Barfuß durch die Hölle: Die Straße zur Ewigkeit

Nachdem er sich vergeblich für die Leben von chinesischen Gefangenen eingesetzt hat, muss Kaji nun doch seinen Militätdienst ableisten. Auch hier trifft er auf strikte Vorgesetzte, gegen die kein Ankommen möglich erscheint, hinzu kommen die Peinigungen der anderen Soldaten, unter denen schließlich der sanftmütige Obara zebrechen wird. Interessant ist hier vor allem die Nähe zu Kubrick: Während die menschenfeindliche Ausbilldung an seinen späteren "Full Metal Jacket" erinnert, ähneln die Grabenkämpfen denen in "Paths of Glory". Somit war Kubrick nicht nur Kenner der Trilogie, sondern auch ein Wegbereiter. Dies ist zwar letztlich vielleicht noch der konventionellste Teil der Reihe, jedoch ist die Zuschreibung "Antikriegsfilm" wesentlich angemessener als bei noch folgenden Epigonen. Am Ende ist Kaji tatsächlich gezwungen, jemanden zu töten. Seine naive Sichtweise ist nun endgültig von der Realität eingeholt worden. Was noch bleibt ist die Fahnenflucht.

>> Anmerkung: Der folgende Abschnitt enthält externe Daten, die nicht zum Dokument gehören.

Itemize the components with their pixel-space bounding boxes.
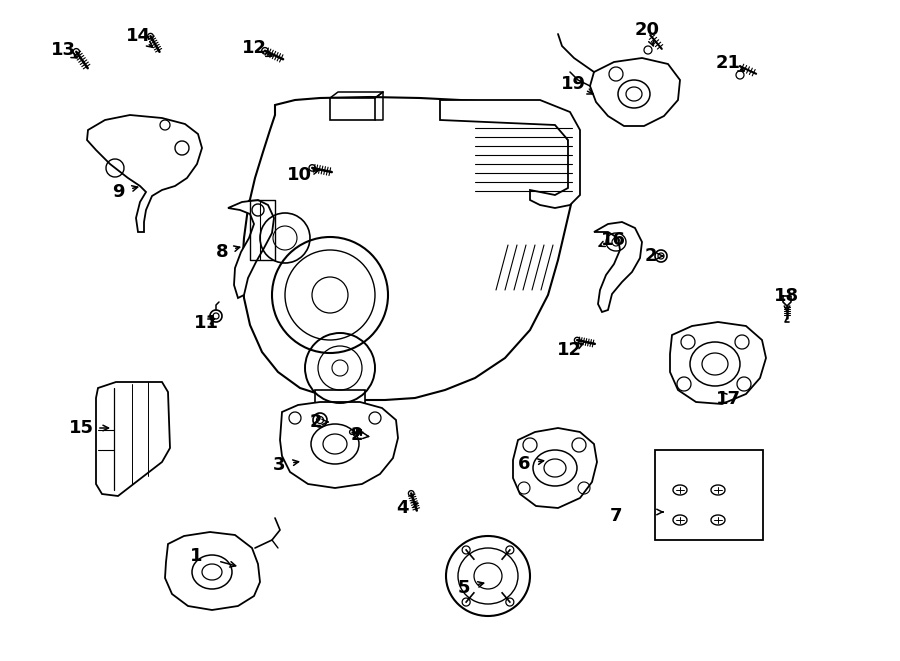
Polygon shape [315, 390, 365, 418]
Text: 15: 15 [68, 419, 94, 437]
Text: 20: 20 [634, 21, 660, 39]
Polygon shape [440, 100, 580, 208]
Text: 2: 2 [644, 247, 657, 265]
Text: 7: 7 [610, 507, 622, 525]
Polygon shape [330, 98, 375, 120]
Polygon shape [165, 532, 260, 610]
Bar [655, 450, 763, 540]
Polygon shape [228, 200, 274, 298]
Text: 1: 1 [190, 547, 203, 565]
Text: 12: 12 [556, 341, 581, 359]
Text: 8: 8 [216, 243, 229, 261]
Polygon shape [87, 115, 202, 232]
Text: 11: 11 [194, 314, 219, 332]
Text: 6: 6 [518, 455, 530, 473]
Text: 21: 21 [716, 54, 741, 72]
Polygon shape [242, 97, 572, 400]
Text: 2: 2 [351, 426, 364, 444]
Polygon shape [96, 382, 170, 496]
Text: 14: 14 [125, 27, 150, 45]
Polygon shape [594, 222, 642, 312]
Text: 19: 19 [561, 75, 586, 93]
Text: 2: 2 [310, 413, 322, 431]
Polygon shape [513, 428, 597, 508]
Polygon shape [670, 322, 766, 404]
Text: 12: 12 [241, 39, 266, 57]
Text: 3: 3 [273, 456, 285, 474]
Text: 5: 5 [458, 579, 470, 597]
Polygon shape [280, 402, 398, 488]
Text: 9: 9 [112, 183, 124, 201]
Text: 10: 10 [286, 166, 311, 184]
Polygon shape [590, 58, 680, 126]
Text: 17: 17 [716, 390, 741, 408]
Text: 4: 4 [396, 499, 409, 517]
Text: 16: 16 [600, 231, 626, 249]
Text: 18: 18 [774, 287, 799, 305]
Text: 13: 13 [50, 41, 76, 59]
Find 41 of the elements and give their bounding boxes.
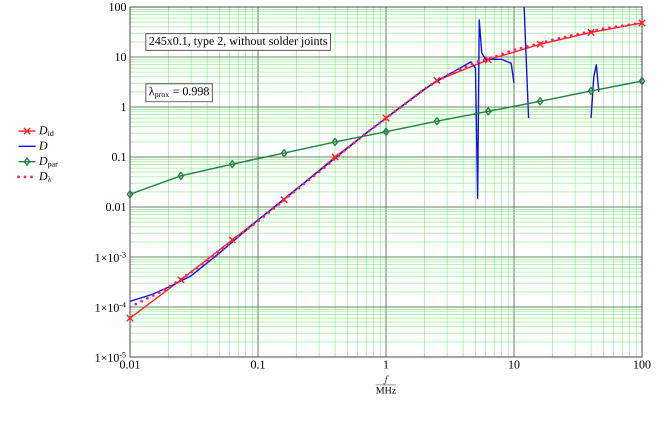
y-tick-label: 1 (122, 103, 126, 111)
x-tick-label: 0.1 (250, 360, 265, 369)
point (280, 196, 288, 204)
point (587, 28, 595, 36)
point (536, 97, 544, 106)
y-tick-label: 100 (110, 2, 126, 12)
legend-label: D$_{par}$ (38, 156, 58, 168)
x-tick-label: 10 (509, 360, 520, 369)
point (228, 236, 236, 244)
x-tick-label: 1 (384, 360, 388, 368)
y-tick-label: 0.01 (106, 202, 126, 212)
point (126, 314, 134, 322)
legend-label: D$_{id}$ (38, 126, 54, 136)
point (433, 76, 441, 84)
y-tick-label: 1×10$^{-4}$ (96, 302, 126, 312)
y-tick-label: 1×10$^{-3}$ (96, 252, 126, 262)
point (638, 76, 646, 86)
x-tick-label: 100 (634, 360, 651, 369)
point (332, 138, 338, 146)
point (126, 190, 134, 198)
legend-label: D (38, 142, 48, 150)
point (228, 160, 236, 168)
point (177, 276, 185, 284)
legend-label: D$_{λ}$ (38, 172, 52, 182)
x-axis-title: $\frac{f}{\mathrm{MHz}}$ (376, 375, 396, 394)
y-tick-label: 0.1 (112, 152, 126, 162)
y-tick-label: 1×10$^{-5}$ (96, 352, 126, 362)
point (638, 19, 646, 27)
annotation: λ$_{prox}$ = 0.998 (149, 86, 209, 99)
point (484, 56, 492, 64)
point (434, 117, 440, 126)
y-tick-label: 10 (116, 52, 126, 62)
point (280, 148, 288, 158)
annotation: 245x0.1, type 2, without solder joints (149, 36, 328, 48)
point (536, 40, 544, 48)
point (178, 172, 184, 180)
point (331, 153, 339, 161)
point (382, 114, 390, 122)
point (382, 128, 390, 136)
point (588, 86, 594, 96)
point (484, 107, 492, 116)
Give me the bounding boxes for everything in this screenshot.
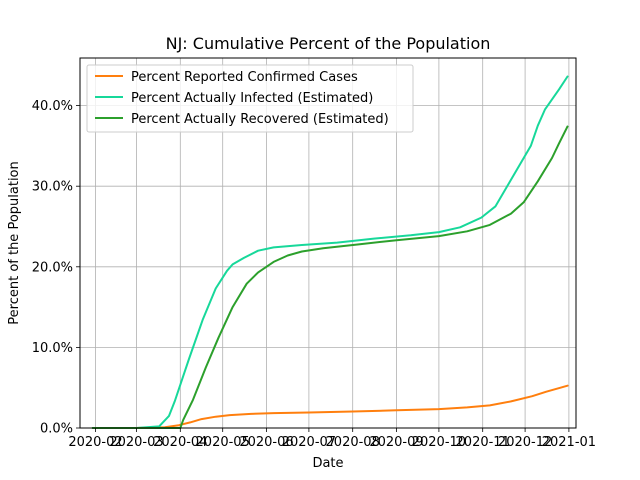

                                                                 7/10

 Barfuß durch die Hölle: … und dann kam das Ende

Der Abschluss ist zugleich der intensivste Abschnitt von Kajis Reise. Ständig wechselnde Soldaten und Zivilisten an Kajis Seite (die zugleich für die Orientierungslosigkeit des Krieges stehen) begleiten ihn Richtung Süden, Richtung Michoko, die nun bezeichnenderweise gänzlich abwesend im Film ist. Selbst im Gefangenlagers der Russen kommt es zu keiner Dämonisierung der Kriegsgegner. Wie viele einseitigen Kriegsschinken könnten hiervon noch etwas lernen? Tatsächlich sind es sogar noch japanische Aufseher in den sowjetischen Lagern, die zu den verkommensten Figuren zählen. Betrachtet man die revisionistische Haltung der japanischen Gesellschaft, muss man das wirklich mutige Werk Kobayashis schlichtweg bewundern. Trotz der immensen Laufzeit von 580 Minuten entsteht kein Leerlauf, stattdessen sind bleiben die letzten Schritte der Hauptfigur in der endlosen Eiswüste noch schmerzhaft im Gedächtnis haften und werden auch nie wieder verloren gehen. Eine Erfahrung, die jeder Lobpreisung gerecht wird.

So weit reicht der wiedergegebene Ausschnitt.